Fino a oggi, sarebbero circa 6 milioni i morti per cause dirette e indirette del conflitto, a essi s’aggiungono 4 milioni i profughi. “Quando guidate la vostra auto elettrica o quando usate il vostro smartphone – continua il dottor Mukwege – prendetevi un minuto per riflettere sul costo umano che c’è dietro la produzione di questi oggetti. Come consumatori, cerchiamo quanto meno di pretendere che siano realizzati nel rispetto della dignità umana. Girare la testa significa essere complici”. Ma attenti a non esagerare sulla “colonizzazione cinese” dell’Africa. Pechino sta facendo i conti con una catena di difficoltà e fallimenti, quindi ha deciso un giro di vite sui crediti concessi a man bassa che non verranno mai restituiti da governi deboli e corrotti che impediscono il decollo dell’immenso continente. Molti investimenti si sono rivelati improduttivi, a cominciare da quelli infrastrutturali, anche per l’insorgere di veri e propri conflitti culturali.

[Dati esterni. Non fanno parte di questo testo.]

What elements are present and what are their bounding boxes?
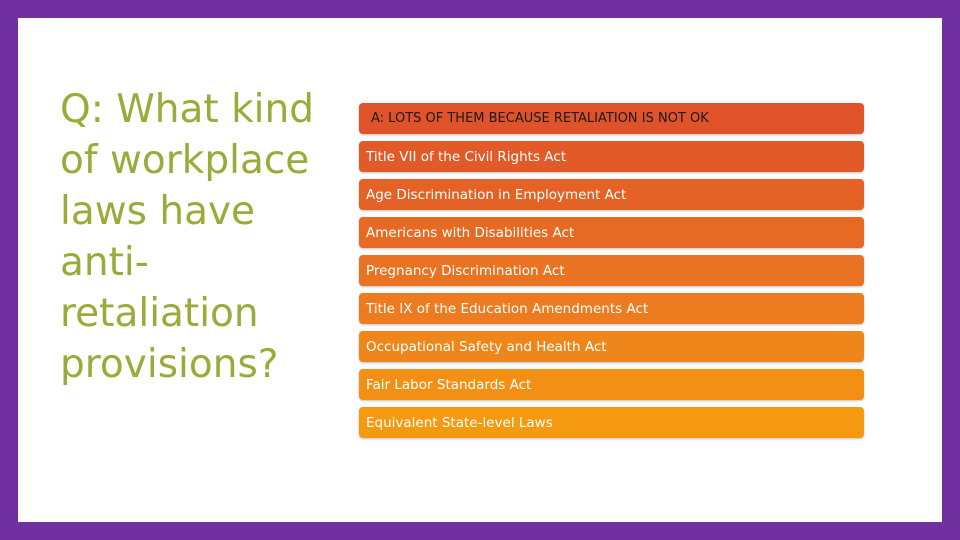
question-heading: Q: What kind of workplace laws have anti… (60, 87, 314, 387)
answer-item-title-ix: Title IX of the Education Amendments Act (359, 293, 864, 324)
answer-item-flsa: Fair Labor Standards Act (359, 369, 864, 400)
answer-item-pda: Pregnancy Discrimination Act (359, 255, 864, 286)
answer-item-osha: Occupational Safety and Health Act (359, 331, 864, 362)
answer-item-state-laws: Equivalent State-level Laws (359, 407, 864, 438)
answer-header-bar: A: LOTS OF THEM BECAUSE RETALIATION IS N… (359, 103, 864, 134)
answer-item-title-vii: Title VII of the Civil Rights Act (359, 141, 864, 172)
answer-list: A: LOTS OF THEM BECAUSE RETALIATION IS N… (359, 103, 864, 445)
answer-item-ada: Americans with Disabilities Act (359, 217, 864, 248)
answer-item-adea: Age Discrimination in Employment Act (359, 179, 864, 210)
slide-canvas: Q: What kind of workplace laws have anti… (18, 18, 942, 522)
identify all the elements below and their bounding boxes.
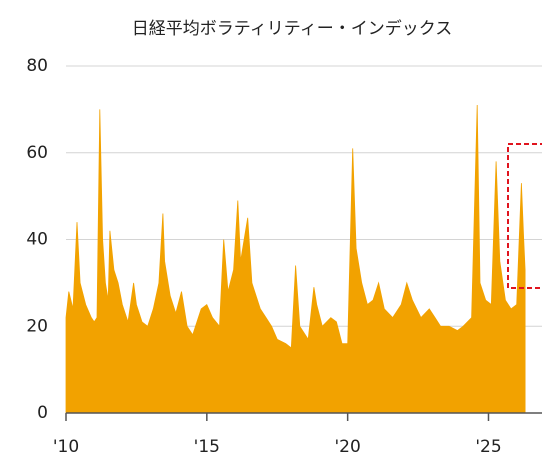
x-tick-label: '20 [335, 437, 361, 457]
chart-title: 日経平均ボラティリティー・インデックス [132, 18, 452, 39]
y-tick-label: 40 [26, 230, 48, 250]
highlight-box [507, 143, 542, 289]
y-tick-label: 20 [26, 316, 48, 336]
x-tick-label: '25 [475, 437, 501, 457]
plot-area [65, 104, 526, 414]
y-tick-label: 60 [26, 143, 48, 163]
axes: 0 20 40 60 80 '10 '15 '20 '25 [26, 56, 501, 457]
x-tick-label: '10 [53, 437, 79, 457]
x-tick-label: '15 [194, 437, 220, 457]
y-tick-label: 80 [26, 56, 48, 76]
y-tick-label: 0 [37, 403, 48, 423]
area [65, 104, 526, 414]
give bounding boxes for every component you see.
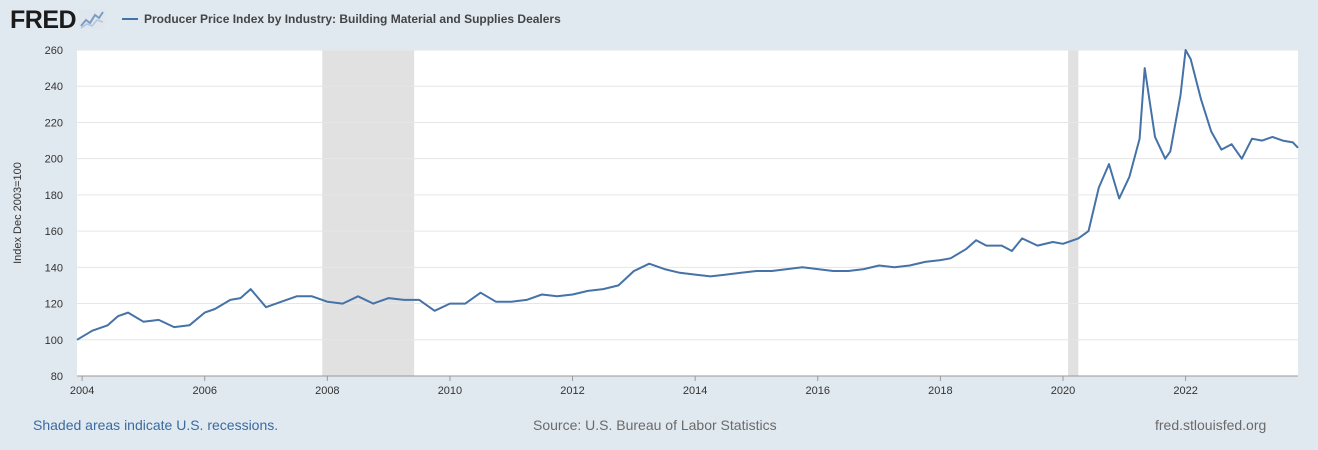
series-line — [76, 49, 1299, 341]
recession-shade — [1068, 50, 1079, 376]
recession-shade — [322, 50, 415, 376]
fred-logo[interactable]: FRED — [10, 6, 106, 34]
x-tick-label: 2022 — [1173, 385, 1197, 397]
x-tick-label: 2016 — [806, 385, 830, 397]
y-tick-label: 180 — [45, 190, 63, 202]
y-tick-label: 140 — [45, 262, 63, 274]
y-tick-label: 260 — [45, 45, 63, 57]
x-tick-label: 2014 — [683, 385, 707, 397]
y-tick-label: 240 — [45, 81, 63, 93]
y-tick-label: 160 — [45, 226, 63, 238]
legend-label: Producer Price Index by Industry: Buildi… — [144, 12, 561, 26]
source-note: Source: U.S. Bureau of Labor Statistics — [533, 417, 777, 433]
x-tick-label: 2006 — [192, 385, 216, 397]
legend-swatch — [122, 18, 138, 20]
x-tick-label: 2010 — [438, 385, 462, 397]
y-tick-label: 200 — [45, 154, 63, 166]
plot-area — [77, 50, 1298, 376]
x-tick-label: 2018 — [928, 385, 952, 397]
x-tick-label: 2008 — [315, 385, 339, 397]
recession-note-link[interactable]: Shaded areas indicate U.S. recessions. — [33, 417, 279, 433]
y-tick-label: 80 — [51, 371, 63, 383]
x-tick-label: 2020 — [1051, 385, 1075, 397]
y-tick-label: 120 — [45, 299, 63, 311]
x-tick-label: 2012 — [560, 385, 584, 397]
fred-site-link[interactable]: fred.stlouisfed.org — [1155, 417, 1267, 433]
y-tick-label: 100 — [45, 335, 63, 347]
chart-legend: Producer Price Index by Industry: Buildi… — [122, 12, 561, 26]
line-chart-icon — [79, 8, 106, 34]
x-tick-label: 2004 — [70, 385, 94, 397]
y-tick-label: 220 — [45, 117, 63, 129]
fred-logo-text: FRED — [10, 6, 77, 34]
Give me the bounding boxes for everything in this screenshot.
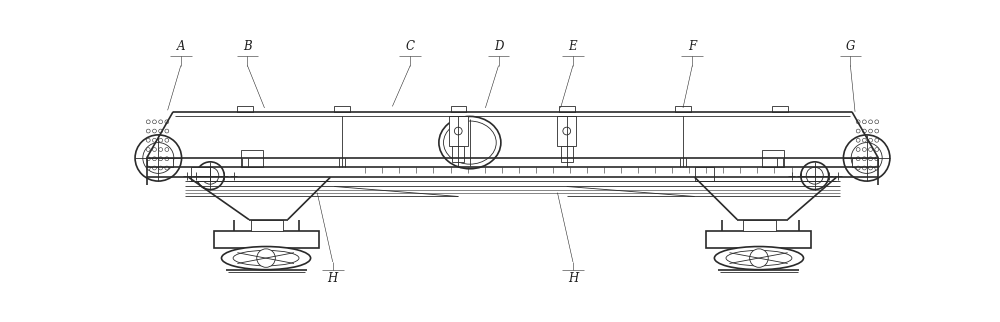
- Circle shape: [153, 129, 156, 133]
- Bar: [852, 158, 878, 167]
- Circle shape: [153, 166, 156, 170]
- Circle shape: [875, 120, 879, 124]
- Circle shape: [856, 138, 860, 142]
- Bar: [675, 106, 691, 112]
- Circle shape: [856, 120, 860, 124]
- Ellipse shape: [221, 247, 311, 270]
- Bar: [450, 106, 466, 112]
- Ellipse shape: [726, 251, 792, 266]
- Bar: [449, 116, 468, 147]
- Circle shape: [875, 166, 879, 170]
- Circle shape: [454, 127, 462, 135]
- Circle shape: [856, 166, 860, 170]
- Circle shape: [146, 147, 150, 151]
- Circle shape: [159, 120, 163, 124]
- Text: F: F: [688, 40, 696, 53]
- Circle shape: [843, 135, 890, 181]
- Circle shape: [153, 147, 156, 151]
- Circle shape: [159, 138, 163, 142]
- Circle shape: [159, 129, 163, 133]
- Circle shape: [165, 129, 169, 133]
- Bar: [561, 147, 573, 162]
- Ellipse shape: [714, 247, 804, 270]
- Circle shape: [135, 135, 182, 181]
- Bar: [237, 106, 253, 112]
- Circle shape: [862, 120, 866, 124]
- Circle shape: [869, 157, 872, 161]
- Circle shape: [202, 167, 219, 184]
- Bar: [557, 116, 576, 147]
- Circle shape: [257, 249, 275, 267]
- Circle shape: [146, 129, 150, 133]
- Bar: [559, 106, 574, 112]
- Text: A: A: [177, 40, 185, 53]
- Circle shape: [806, 167, 823, 184]
- Circle shape: [875, 157, 879, 161]
- Circle shape: [875, 138, 879, 142]
- Text: E: E: [569, 40, 577, 53]
- Text: C: C: [406, 40, 415, 53]
- Circle shape: [869, 120, 872, 124]
- Circle shape: [159, 157, 163, 161]
- Circle shape: [165, 157, 169, 161]
- Circle shape: [862, 129, 866, 133]
- Circle shape: [869, 147, 872, 151]
- Circle shape: [801, 162, 829, 190]
- Circle shape: [862, 147, 866, 151]
- Circle shape: [143, 143, 174, 173]
- Ellipse shape: [444, 121, 496, 164]
- Circle shape: [146, 120, 150, 124]
- Circle shape: [862, 138, 866, 142]
- Text: B: B: [243, 40, 252, 53]
- Ellipse shape: [233, 251, 299, 266]
- Ellipse shape: [439, 117, 501, 169]
- Circle shape: [856, 147, 860, 151]
- Text: H: H: [568, 272, 578, 285]
- Bar: [706, 231, 811, 248]
- Bar: [762, 150, 784, 167]
- Circle shape: [563, 127, 571, 135]
- Circle shape: [165, 120, 169, 124]
- Circle shape: [875, 129, 879, 133]
- Circle shape: [153, 138, 156, 142]
- Bar: [241, 150, 263, 167]
- Circle shape: [869, 129, 872, 133]
- Bar: [251, 220, 283, 231]
- Circle shape: [856, 129, 860, 133]
- Circle shape: [159, 147, 163, 151]
- Circle shape: [851, 143, 882, 173]
- Text: H: H: [328, 272, 338, 285]
- Circle shape: [146, 166, 150, 170]
- Bar: [334, 106, 350, 112]
- Circle shape: [165, 147, 169, 151]
- Circle shape: [165, 138, 169, 142]
- Bar: [191, 167, 210, 181]
- Text: D: D: [494, 40, 503, 53]
- Bar: [695, 167, 714, 181]
- Text: G: G: [846, 40, 855, 53]
- Bar: [772, 106, 788, 112]
- Circle shape: [153, 157, 156, 161]
- Circle shape: [146, 157, 150, 161]
- Circle shape: [875, 147, 879, 151]
- Circle shape: [869, 138, 872, 142]
- Circle shape: [856, 157, 860, 161]
- Bar: [214, 231, 319, 248]
- Circle shape: [196, 162, 224, 190]
- Circle shape: [146, 138, 150, 142]
- Circle shape: [862, 166, 866, 170]
- Bar: [452, 147, 464, 162]
- Circle shape: [165, 166, 169, 170]
- Circle shape: [869, 166, 872, 170]
- Circle shape: [862, 157, 866, 161]
- Bar: [147, 158, 173, 167]
- Circle shape: [750, 249, 768, 267]
- Circle shape: [159, 166, 163, 170]
- Circle shape: [153, 120, 156, 124]
- Bar: [743, 220, 776, 231]
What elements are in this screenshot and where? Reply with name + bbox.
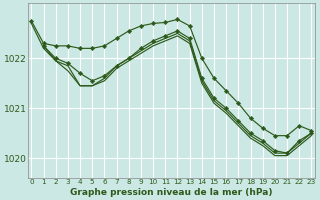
X-axis label: Graphe pression niveau de la mer (hPa): Graphe pression niveau de la mer (hPa): [70, 188, 273, 197]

Le risorse africane, d’altra parte, fanno gola a tutti, e l’uranio è in cima alla lista. La politica estera francese ha da tempo una dimensione “atomica”. Dalla force de frappe alle centrali elettriche l’approvvigionamento di materiale radioattivo è vitale. Il Niger nel cuore dell’Africa sahariana è il fornitore privilegiato e l’intervento militare in Mali nel 2012 al quale ha partecipato in modo attivo l’Italia, è servito non solo a bloccare l’espansione del fondamentalismo islamico, ma anche a proteggere il ricco, ma fragile vicino. Gli italiani non sono fuori dai giochi, al contrario, anche se tutto avviene in qualche modo sotto traccia. In Mali al fianco dei francesi (con i quali non mancano le scintille in altre aree africane, cominciando dalla Libia), in Afghanistan con gli americani.
In Kazakistan l’interesse nazionale si chiama gas: il metano per l’Italia è oggi risorsa strategica così come l’uranio lo è per la Francia. E la dipendenza da Mosca spinge a cercare alternative a tutto campo. Il 18 per cento dell’export kazako è diretto in Italia. L’Eni possiede il 16,8 per cento nel giacimento petrolifero di Kashgan sul mar Caspio e il 29,25 per cento nel gas di Karachanag. La stessa Eni ha una consistente presenza nella Repubblica del Congo (ex francese), sia con giacimenti off e on shore sia con la raffinazione. L’Enel opera da anni in Cile dove costruirà il più grande impianto fotovoltaico nel deserto di Atacama. Insieme a Siemens e Porsche una fabbrica in Patagonia per produrre carburante dall’aria e dall’acqua, combinando la CO2 catturata con l’idrogeno verde.
La politica estera la fanno i grandi gruppi a partecipazione statale e forse è un bene vista la debolezza dei partiti politici. Ciò significa che nel mondo ci sono gli italiani, non c’è l’Italia. Alcuni evocano con sincero rimpianto lo spirito di Enrico Mattei, ma è bruciato esattamente sessant’anni fa, in quel 27 ottobre 1962, tra le fiamme del suo aereo a Bascapè.